What models work with KoboldCPP?

KoboldCPP supports GGUF format models, which is the standard for local LLM inference. Popular options include models from TheBloke, Metharme, Pygmalion, and Mythalion. Look for models labeled as chat or roleplay-optimized for the best experience.

Can I run SillyTavern without a GPU?

Yes, SillyTavern and KoboldCPP work with CPU-only inference. You will need more system RAM to compensate – at least 16GB is recommended for 7B models. Generation speed will be slower at 3-8 tokens per second compared to GPU acceleration.

How much RAM do I need for KoboldCPP?

For 7B models at Q4 quantization, you need 8GB minimum (12GB recommended). For 13B models, 16GB is minimum. For 30B+ models, 32GB+ is required. The model file size plus your operating system and other applications must fit in available RAM.

What are the best models for roleplay?

For roleplay, I recommend Metharme 7B or 13B for uncensored creative roleplay, Mythalion 13B for detailed storytelling, and Pygmalion models specifically trained on character roleplay data. Start with 7B models if you have limited hardware.

How do I create a character in SillyTavern?

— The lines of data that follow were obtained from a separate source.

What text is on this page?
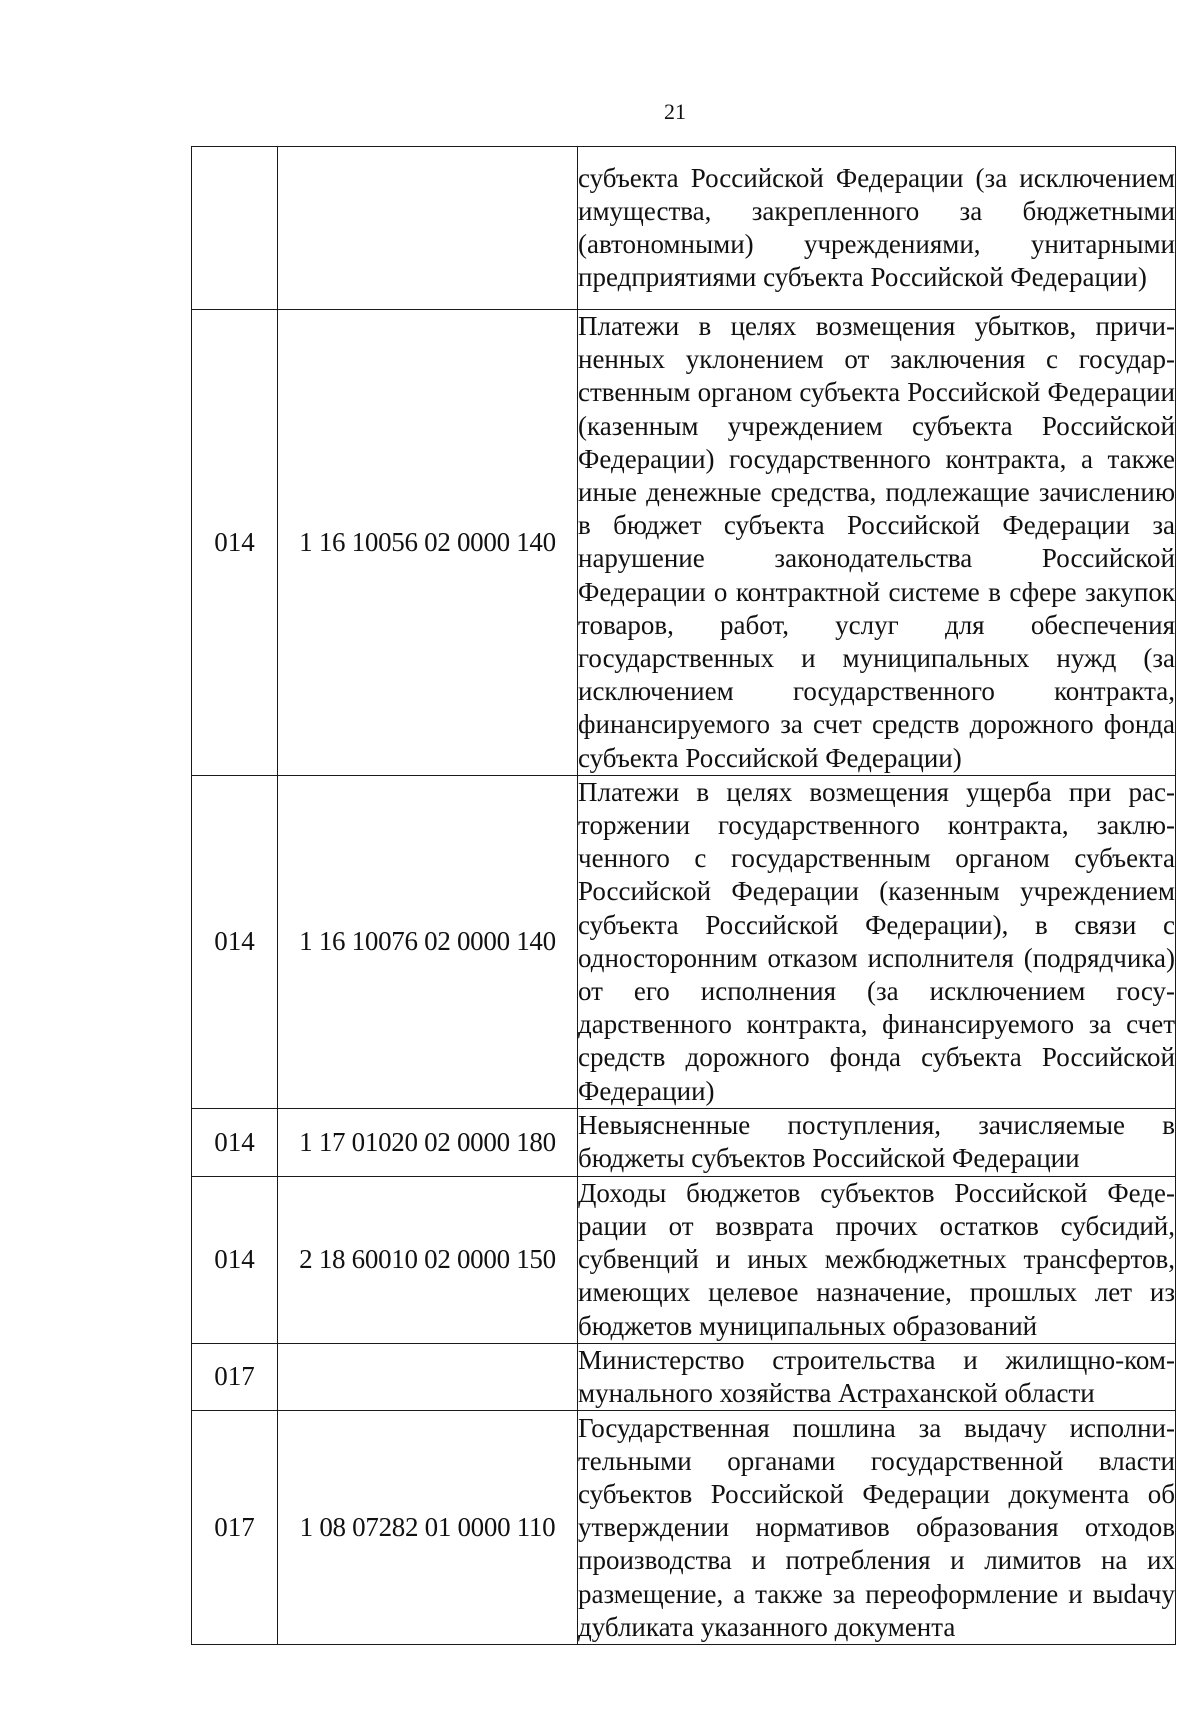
21
		субъекта Российской Федерации (за исключением имущества, закрепленного за бюджетными (автономными) учреждениями, унитарными предприятиями субъекта Российской Федерации)
014	1 16 10056 02 0000 140	Платежи в целях возмещения убытков, причиненных уклонением от заключения с государственным органом субъекта Российской Федерации (казенным учреждением субъекта Российской Федерации) государственного контракта, а также иные денежные средства, подлежащие зачислению в бюджет субъекта Российской Федерации за нарушение законодательства Российской Федерации о контрактной системе в сфере закупок товаров, работ, услуг для обеспечения государственных и муниципальных нужд (за исключением государственного контракта, финансируемого за счет средств дорожного фонда субъекта Российской Федерации)
014	1 16 10076 02 0000 140	Платежи в целях возмещения ущерба при расторжении государственного контракта, заключенного с государственным органом субъекта Российской Федерации (казенным учреждением субъекта Российской Федерации), в связи с односторонним отказом исполнителя (подрядчика) от его исполнения (за исключением государственного контракта, финансируемого за счет средств дорожного фонда субъекта Российской Федерации)
014	1 17 01020 02 0000 180	Невыясненные поступления, зачисляемые в бюджеты субъектов Российской Федерации
014	2 18 60010 02 0000 150	Доходы бюджетов субъектов Российской Федерации от возврата прочих остатков субсидий, субвенций и иных межбюджетных трансфертов, имеющих целевое назначение, прошлых лет из бюджетов муниципальных образований
017		Министерство строительства и жилищно-коммунального хозяйства Астраханской области
017	1 08 07282 01 0000 110	Государственная пошлина за выдачу исполнительными органами государственной власти субъектов Российской Федерации документа об утверждении нормативов образования отходов производства и потребления и лимитов на их размещение, а также за переоформление и выdачу дубликата указанного документа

Click the character icon in the sidebar, then Create New Character. Fill in the name, description, personality traits, first message, and add example dialogues showing how the character speaks. Example dialogue is crucial for consistent characterization.

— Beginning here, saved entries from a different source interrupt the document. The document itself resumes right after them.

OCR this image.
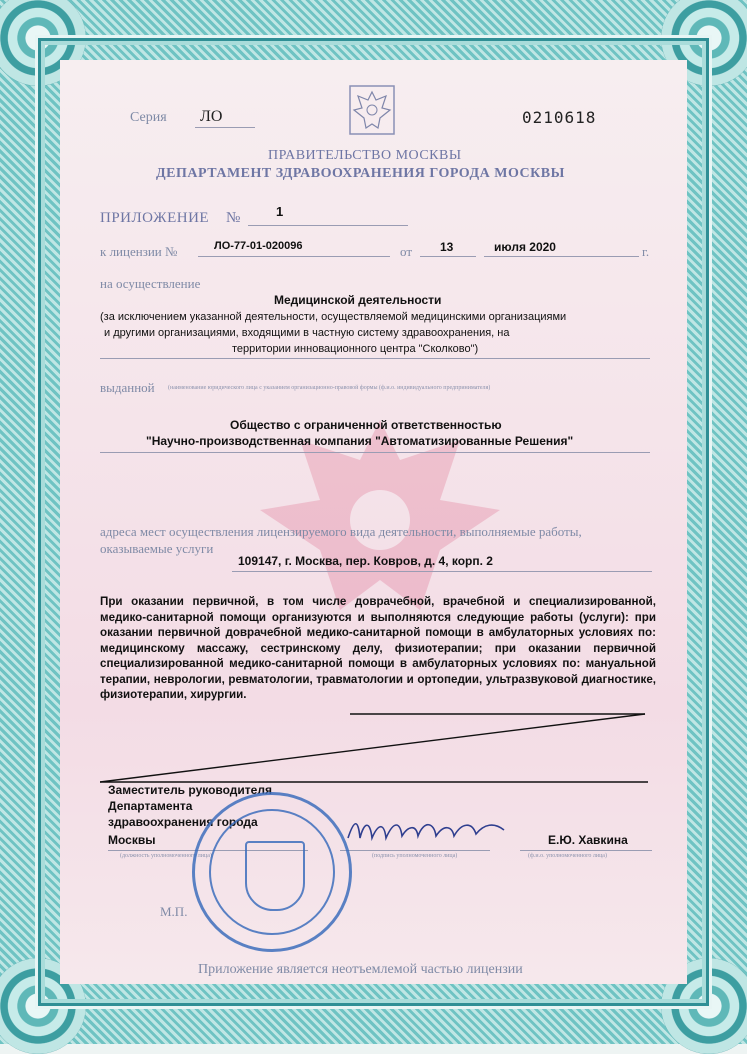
Серия ЛО	0210618
ПРАВИТЕЛЬСТВО МОСКВЫ
ДЕПАРТАМЕНТ ЗДРАВООХРАНЕНИЯ ГОРОДА МОСКВЫ
ПРИЛОЖЕНИЕ №	1
к лицензии №	ЛО-77-01-020096	от 13	июля 2020	г.
на осуществление
Медицинской деятельности
(за исключением указанной деятельности, осуществляемой медицинскими организациями
и другими организациями, входящими в частную систему здравоохранения, на
территории инновационного центра "Сколково")
выданной (наименование юридического лица с указанием организационно-правовой формы (ф.и.о. индивидуального предпринимателя)
Общество с ограниченной ответственностью
"Научно-производственная компания "Автоматизированные Решения"
адреса мест осуществления лицензируемого вида деятельности, выполняемые работы,
оказываемые услуги
109147, г. Москва, пер. Ковров, д. 4, корп. 2
При оказании первичной, в том числе доврачебной, врачебной и специализированной, медико-санитарной помощи организуются и выполняются следующие работы (услуги): при оказании первичной доврачебной медико-санитарной помощи в амбулаторных условиях по: медицинскому массажу, сестринскому делу, физиотерапии; при оказании первичной специализированной медико-санитарной помощи в амбулаторных условиях по: мануальной терапии, неврологии, ревматологии, травматологии и ортопедии, ультразвуковой диагностике, физиотерапии, хирургии.
Заместитель руководителя
Департамента
здравоохранения города
Москвы
(должность уполномоченного лица)	(подпись уполномоченного лица)
Е.Ю. Хавкина
(ф.и.о. уполномоченного лица)
М.П.
Приложение является неотъемлемой частью лицензии
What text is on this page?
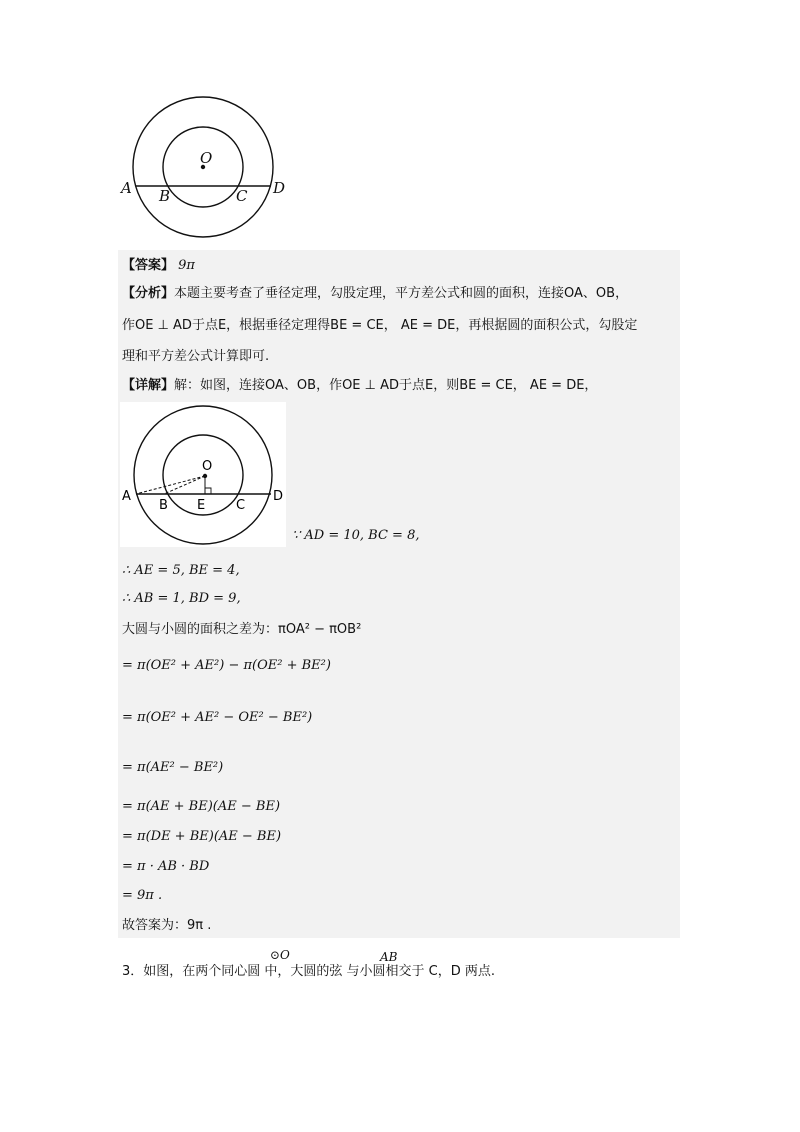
O
A B	C D
【答案】 9π
【分析】本题主要考查了垂径定理，勾股定理，平方差公式和圆的面积，连接OA、OB，
作OE ⊥ AD于点E，根据垂径定理得BE = CE， AE = DE，再根据圆的面积公式，勾股定
理和平方差公式计算即可.
【详解】解：如图，连接OA、OB，作OE ⊥ AD于点E，则BE = CE， AE = DE，
O
A
B E C
D
∵ AD = 10, BC = 8,
∴ AE = 5, BE = 4,
∴ AB = 1, BD = 9,
大圆与小圆的面积之差为：πOA² − πOB²
= π(OE² + AE²) − π(OE² + BE²)
= π(OE² + AE² − OE² − BE²)
= π(AE² − BE²)
= π(AE + BE)(AE − BE)
= π(DE + BE)(AE − BE)
= π · AB · BD
= 9π .
故答案为：9π .
3．如图，在两个同心圆 中，大圆的弦 与小圆相交于 C，D 两点.
⊙O	AB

Why won’t SillyTavern connect to KoboldCPP?

Verify both applications are running. Check that the URL matches KoboldCPP’s displayed address (default http://127.0.0.1:5001). Try disabling your firewall temporarily. Restart both applications, launching KoboldCPP first before SillyTavern.

How do I fix out of memory errors?

Reduce GPU layers in KoboldCPP settings, use a smaller model or lower quantization level, increase your system’s page file, or close other applications. For CPU inference, reduce the context size and batch size parameters.

Can I use AMD GPU with KoboldCPP?

Yes, but it requires ROCm instead of CUDA. This setup is more complex and may not work on all AMD cards. Check the KoboldCPP GitHub wiki for specific ROCm installation instructions. Some AMD users report better results with CPU-only inference.

What is GGUF format?

GGUF is a file format for compressed AI models optimized for local inference. The format contains quantized models that maintain quality while reducing file size. The Q4, Q5, Q6 in filenames indicate quantization levels – lower numbers mean smaller files but slightly reduced quality.

Next Steps and Resources

Congratulations on setting up your local AI roleplay system. After spending months with this setup, I can confidently say it’s worth the initial effort. The privacy, unlimited usage, and creative freedom are unmatched.

For further learning, I recommend joining the r/SillyTavern subreddit and r/LocalLLaMA community. These forums are invaluable for troubleshooting, model recommendations, and character sharing.

The official documentation at docs.sillytavern.app and the KoboldCPP wiki cover advanced features I couldn’t include in this starter guide.

Happy roleplaying, and may your characters come alive in ways you never expected.